Remediation checklist

  • Set a maximum request body size at the Flask app or WSGI level to prevent large payloads.
  • Validate and constrain JSON schema before canonicalization; reject deeply nested structures or arrays exceeding reasonable limits.
  • Use json.dumps(..., separators=(',', ':'), sort_keys=True) for deterministic canonicalization to avoid signature mismatches.
  • Always use hmac.compare_digest to prevent timing attacks during signature verification.
  • If using OpenAPI specs, ensure recursive models are reviewed and constrained; middleBrick’s Pro plan provides continuous monitoring for such risky definitions across your API inventory.

For teams with many endpoints, the middleBrick CLI (middlebrick scan <url>) or GitHub Action can be integrated to fail builds when risky input validation patterns are detected, complementing these code-level fixes.

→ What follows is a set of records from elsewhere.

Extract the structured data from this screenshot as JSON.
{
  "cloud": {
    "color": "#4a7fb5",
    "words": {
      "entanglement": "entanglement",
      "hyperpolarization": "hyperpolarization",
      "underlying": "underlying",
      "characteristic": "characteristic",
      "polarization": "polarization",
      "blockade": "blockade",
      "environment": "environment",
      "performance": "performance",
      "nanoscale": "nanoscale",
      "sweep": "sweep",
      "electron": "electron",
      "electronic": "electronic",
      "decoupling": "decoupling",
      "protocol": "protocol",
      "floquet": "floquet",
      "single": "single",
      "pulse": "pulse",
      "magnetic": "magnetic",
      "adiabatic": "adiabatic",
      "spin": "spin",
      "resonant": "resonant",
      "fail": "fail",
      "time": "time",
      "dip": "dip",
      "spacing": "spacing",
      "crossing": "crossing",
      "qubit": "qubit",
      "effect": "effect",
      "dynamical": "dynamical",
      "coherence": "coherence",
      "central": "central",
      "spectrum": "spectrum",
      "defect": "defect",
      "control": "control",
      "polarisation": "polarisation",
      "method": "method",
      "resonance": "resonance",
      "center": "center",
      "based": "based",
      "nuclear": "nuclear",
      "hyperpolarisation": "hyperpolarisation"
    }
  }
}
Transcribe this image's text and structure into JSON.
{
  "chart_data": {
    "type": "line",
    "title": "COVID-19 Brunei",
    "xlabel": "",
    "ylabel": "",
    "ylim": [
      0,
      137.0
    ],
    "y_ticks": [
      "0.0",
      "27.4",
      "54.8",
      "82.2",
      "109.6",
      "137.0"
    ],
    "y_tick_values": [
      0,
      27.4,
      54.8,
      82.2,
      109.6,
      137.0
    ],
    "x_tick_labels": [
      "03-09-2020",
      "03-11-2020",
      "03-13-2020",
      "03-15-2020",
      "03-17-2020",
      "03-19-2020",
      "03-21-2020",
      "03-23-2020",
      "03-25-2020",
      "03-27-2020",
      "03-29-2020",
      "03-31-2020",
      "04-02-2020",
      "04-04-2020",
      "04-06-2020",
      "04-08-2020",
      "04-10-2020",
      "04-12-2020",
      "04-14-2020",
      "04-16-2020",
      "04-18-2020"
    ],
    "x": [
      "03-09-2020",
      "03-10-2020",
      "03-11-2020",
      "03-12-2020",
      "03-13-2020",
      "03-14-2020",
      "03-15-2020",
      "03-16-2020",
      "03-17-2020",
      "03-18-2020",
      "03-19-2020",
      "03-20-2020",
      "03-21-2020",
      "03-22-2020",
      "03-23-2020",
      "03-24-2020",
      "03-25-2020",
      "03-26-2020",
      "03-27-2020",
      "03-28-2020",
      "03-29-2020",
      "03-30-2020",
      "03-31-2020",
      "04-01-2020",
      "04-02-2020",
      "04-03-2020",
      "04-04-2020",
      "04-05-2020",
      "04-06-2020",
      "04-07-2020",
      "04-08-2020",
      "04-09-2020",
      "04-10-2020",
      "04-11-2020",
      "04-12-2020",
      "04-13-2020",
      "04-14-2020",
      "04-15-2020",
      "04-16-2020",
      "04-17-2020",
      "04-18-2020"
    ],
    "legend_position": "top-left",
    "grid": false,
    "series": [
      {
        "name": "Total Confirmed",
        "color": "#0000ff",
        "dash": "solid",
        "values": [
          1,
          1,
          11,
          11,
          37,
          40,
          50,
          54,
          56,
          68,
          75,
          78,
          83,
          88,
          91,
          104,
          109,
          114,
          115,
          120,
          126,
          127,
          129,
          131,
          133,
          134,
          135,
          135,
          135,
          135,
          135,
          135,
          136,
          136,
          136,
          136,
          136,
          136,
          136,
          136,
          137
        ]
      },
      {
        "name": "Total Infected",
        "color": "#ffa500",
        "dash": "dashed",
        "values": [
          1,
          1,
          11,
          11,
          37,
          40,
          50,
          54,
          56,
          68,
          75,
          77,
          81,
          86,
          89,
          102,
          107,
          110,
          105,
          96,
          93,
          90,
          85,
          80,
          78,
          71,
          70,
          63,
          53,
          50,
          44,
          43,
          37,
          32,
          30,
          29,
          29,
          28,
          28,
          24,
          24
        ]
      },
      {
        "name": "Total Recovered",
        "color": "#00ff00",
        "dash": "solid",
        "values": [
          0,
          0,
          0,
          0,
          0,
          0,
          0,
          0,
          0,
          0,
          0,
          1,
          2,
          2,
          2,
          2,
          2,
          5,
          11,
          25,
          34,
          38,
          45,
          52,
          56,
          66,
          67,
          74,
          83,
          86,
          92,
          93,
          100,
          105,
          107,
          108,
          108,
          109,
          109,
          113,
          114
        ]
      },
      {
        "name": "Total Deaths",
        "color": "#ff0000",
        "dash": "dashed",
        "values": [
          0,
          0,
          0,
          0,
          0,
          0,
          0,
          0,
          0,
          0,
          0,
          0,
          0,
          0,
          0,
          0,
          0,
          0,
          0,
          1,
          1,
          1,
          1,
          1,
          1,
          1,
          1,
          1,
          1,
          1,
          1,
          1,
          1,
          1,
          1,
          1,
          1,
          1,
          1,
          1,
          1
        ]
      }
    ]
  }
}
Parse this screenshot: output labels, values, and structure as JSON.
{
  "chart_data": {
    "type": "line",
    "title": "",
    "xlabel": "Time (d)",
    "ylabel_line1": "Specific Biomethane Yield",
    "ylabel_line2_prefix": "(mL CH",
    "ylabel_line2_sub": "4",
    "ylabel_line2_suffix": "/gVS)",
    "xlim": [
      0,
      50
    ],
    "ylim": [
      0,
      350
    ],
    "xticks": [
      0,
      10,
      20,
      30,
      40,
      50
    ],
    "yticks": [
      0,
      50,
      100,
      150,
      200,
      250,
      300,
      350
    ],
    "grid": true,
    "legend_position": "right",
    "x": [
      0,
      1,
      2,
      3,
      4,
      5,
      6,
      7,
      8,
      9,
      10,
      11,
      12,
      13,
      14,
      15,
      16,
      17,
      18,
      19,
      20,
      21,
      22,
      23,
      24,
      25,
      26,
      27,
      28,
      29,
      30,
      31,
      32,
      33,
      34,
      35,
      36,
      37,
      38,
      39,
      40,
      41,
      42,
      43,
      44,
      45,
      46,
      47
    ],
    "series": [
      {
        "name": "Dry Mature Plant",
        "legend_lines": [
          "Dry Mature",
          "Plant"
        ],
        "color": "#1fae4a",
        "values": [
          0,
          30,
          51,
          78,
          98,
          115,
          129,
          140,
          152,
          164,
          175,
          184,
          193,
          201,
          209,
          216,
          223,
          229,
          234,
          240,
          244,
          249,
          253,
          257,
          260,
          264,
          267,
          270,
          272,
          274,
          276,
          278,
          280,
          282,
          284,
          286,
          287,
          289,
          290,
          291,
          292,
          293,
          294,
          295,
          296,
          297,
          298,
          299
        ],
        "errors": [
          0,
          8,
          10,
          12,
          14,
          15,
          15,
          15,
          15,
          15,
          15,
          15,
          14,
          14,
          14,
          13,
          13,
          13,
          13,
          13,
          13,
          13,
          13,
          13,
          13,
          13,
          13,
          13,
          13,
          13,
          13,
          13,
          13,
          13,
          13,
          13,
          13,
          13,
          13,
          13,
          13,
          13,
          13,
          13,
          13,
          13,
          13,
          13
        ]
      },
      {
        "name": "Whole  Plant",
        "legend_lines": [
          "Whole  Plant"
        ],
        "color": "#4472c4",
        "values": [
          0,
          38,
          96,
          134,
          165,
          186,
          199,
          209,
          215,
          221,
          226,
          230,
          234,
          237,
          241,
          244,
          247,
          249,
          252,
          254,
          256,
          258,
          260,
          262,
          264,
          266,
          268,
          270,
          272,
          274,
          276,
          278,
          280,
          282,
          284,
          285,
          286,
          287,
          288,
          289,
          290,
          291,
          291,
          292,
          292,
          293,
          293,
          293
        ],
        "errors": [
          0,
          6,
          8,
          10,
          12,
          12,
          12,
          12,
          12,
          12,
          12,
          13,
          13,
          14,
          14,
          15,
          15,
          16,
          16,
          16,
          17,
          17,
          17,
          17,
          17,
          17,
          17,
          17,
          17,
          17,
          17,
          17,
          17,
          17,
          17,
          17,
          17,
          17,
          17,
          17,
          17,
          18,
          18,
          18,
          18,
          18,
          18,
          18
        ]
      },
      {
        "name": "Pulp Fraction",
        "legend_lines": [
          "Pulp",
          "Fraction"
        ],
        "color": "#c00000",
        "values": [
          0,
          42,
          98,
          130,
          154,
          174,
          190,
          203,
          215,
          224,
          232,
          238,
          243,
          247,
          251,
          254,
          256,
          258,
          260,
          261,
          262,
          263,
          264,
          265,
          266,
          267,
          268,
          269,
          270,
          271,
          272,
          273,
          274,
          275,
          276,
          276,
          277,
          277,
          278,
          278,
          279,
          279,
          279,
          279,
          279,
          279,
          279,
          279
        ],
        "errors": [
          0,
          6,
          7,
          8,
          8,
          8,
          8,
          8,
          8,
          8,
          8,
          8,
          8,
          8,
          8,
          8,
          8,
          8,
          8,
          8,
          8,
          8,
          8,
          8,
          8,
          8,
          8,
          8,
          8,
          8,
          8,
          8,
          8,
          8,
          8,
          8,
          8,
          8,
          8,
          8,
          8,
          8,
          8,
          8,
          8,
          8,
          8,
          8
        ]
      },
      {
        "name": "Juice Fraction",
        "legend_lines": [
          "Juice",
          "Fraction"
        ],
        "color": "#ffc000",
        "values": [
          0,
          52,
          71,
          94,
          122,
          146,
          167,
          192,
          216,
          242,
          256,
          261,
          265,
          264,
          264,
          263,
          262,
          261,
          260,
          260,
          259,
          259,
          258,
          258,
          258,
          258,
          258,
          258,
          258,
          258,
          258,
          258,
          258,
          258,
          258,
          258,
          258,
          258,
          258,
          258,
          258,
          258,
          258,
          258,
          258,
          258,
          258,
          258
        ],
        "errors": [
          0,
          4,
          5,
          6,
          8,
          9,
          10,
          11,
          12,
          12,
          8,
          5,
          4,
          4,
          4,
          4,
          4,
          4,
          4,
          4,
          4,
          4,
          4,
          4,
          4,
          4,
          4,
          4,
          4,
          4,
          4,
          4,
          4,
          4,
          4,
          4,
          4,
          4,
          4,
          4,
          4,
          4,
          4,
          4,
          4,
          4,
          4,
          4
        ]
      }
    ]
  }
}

Frequently Asked Questions

Can middleBrick prevent stack overflow attacks in Flask APIs using Hmac Signatures?
middleBrick detects and reports conditions that can lead to stack overflow or resource exhaustion, such as deeply nested or large payloads in OpenAPI specs and runtime scans. It does not block or fix the issue; it provides findings with severity and remediation guidance so you can adjust validation and size limits in your Flask code.
How does LLM/AI Security relate to Hmac Signature flows in Flask?
The LLM/AI Security checks ensure that system prompts used to generate API documentation or schema are not leaked during active probing. This is important because attackers could otherwise refine payloads to trigger stack overflow or bypass validation in Flask endpoints that use Hmac Signatures.